Closed tmcdonell closed 10 years ago
It could also be that the target triple field is being ignored. Thus, it is not specifying the TTI information for the target processor (that has vector registers) and is just using a basic model. I guess this corresponds to the passes -basictti -x86tti
that I see when dumping the passes with opt
.
This email thread seems relevant: http://lists.cs.uiuc.edu/pipermail/llvmdev/2013-October/066841.html
Off the top of my head, my best suggestion is somewhat generic: That's a long list of optimizations you've got there. Can you boil down the test case to a single pass - the first one that does something different than in opt, with corresponding input (from the prior pass)?

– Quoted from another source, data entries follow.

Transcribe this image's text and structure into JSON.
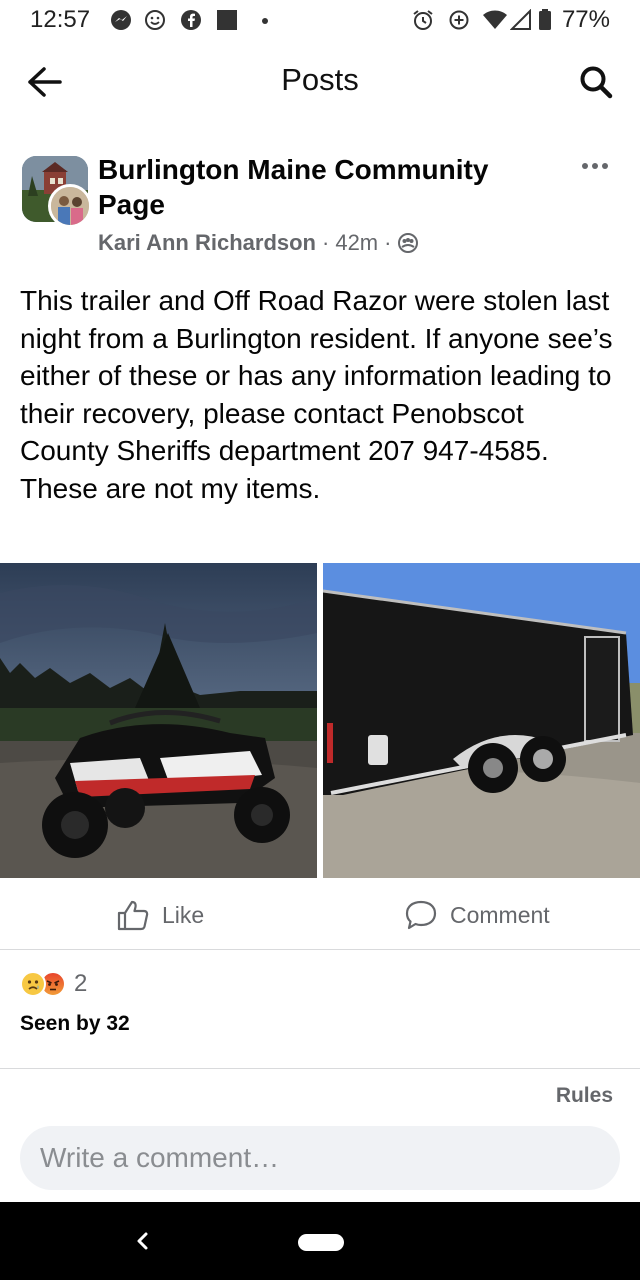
{
  "status_bar": {
    "time": "12:57",
    "battery": "77%",
    "left_icons": [
      "messenger-icon",
      "smiley-icon",
      "facebook-icon",
      "square-icon",
      "dot-icon"
    ],
    "right_icons": [
      "alarm-icon",
      "data-saver-icon",
      "wifi-icon",
      "signal-icon",
      "battery-icon"
    ]
  },
  "header": {
    "title": "Posts",
    "back_icon": "arrow-left-icon",
    "search_icon": "search-icon"
  },
  "post": {
    "group_name": "Burlington Maine Community Page",
    "author": "Kari Ann Richardson",
    "time": "42m",
    "separator": "·",
    "privacy_icon": "group-privacy-icon",
    "text": "This trailer and Off Road Razor were stolen last night from a Burlington resident.  If anyone see’s either of these or has any information leading to their recovery, please contact Penobscot County Sheriffs department 207 947-4585.   These are not my items.",
    "photos": [
      {
        "icon": "photo-off-road-utv"
      },
      {
        "icon": "photo-enclosed-trailer"
      }
    ]
  },
  "actions": {
    "like_label": "Like",
    "comment_label": "Comment"
  },
  "engagement": {
    "reaction_count": "2",
    "seen_by": "Seen by 32",
    "reactions": [
      "sad-reaction-icon",
      "angry-reaction-icon"
    ]
  },
  "rules_label": "Rules",
  "comment_input": {
    "placeholder": "Write a comment…"
  },
  "colors": {
    "text_primary": "#050505",
    "text_secondary": "#65676b",
    "input_bg": "#f0f2f5",
    "nav_bar": "#000000"
  }
}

The long list of passes is really just replicating opt -O3
. Somehow the curated set does not include the LoopVectorize
pass, but I guess that is a separate issue... Anyway, you can just run that pass by itself afterwards:
main :: IO ()
main = do
parseCommandLineOptions
[ "-debug"
-- , "-force-vector-width=2"
-- , "-mtriple=x86_64-apple-macosx10.9.0"
-- , "-mcpu=corei7-avx"
, "-debug-pass=Arguments"
, "-debug-only=loop-vectorize"
]
Nothing
mt <- readFile "dotp.ll"
r <- withContext $ \cx ->
runErrorT $ withModuleFromLLVMAssembly cx mt $ \mdl -> do
runErrorT $ withDefaultTargetMachine $ \machine -> do
triple <- getProcessTargetTriple
withTargetLibraryInfo triple $ \libinfo -> do
datalayout <- getTargetMachineDataLayout machine
let
-- p1 = PassSetSpec prepass (Just datalayout) (Just libinfo) (Just machine)
-- p2 = PassSetSpec optpass (Just datalayout) (Just libinfo) (Just machine)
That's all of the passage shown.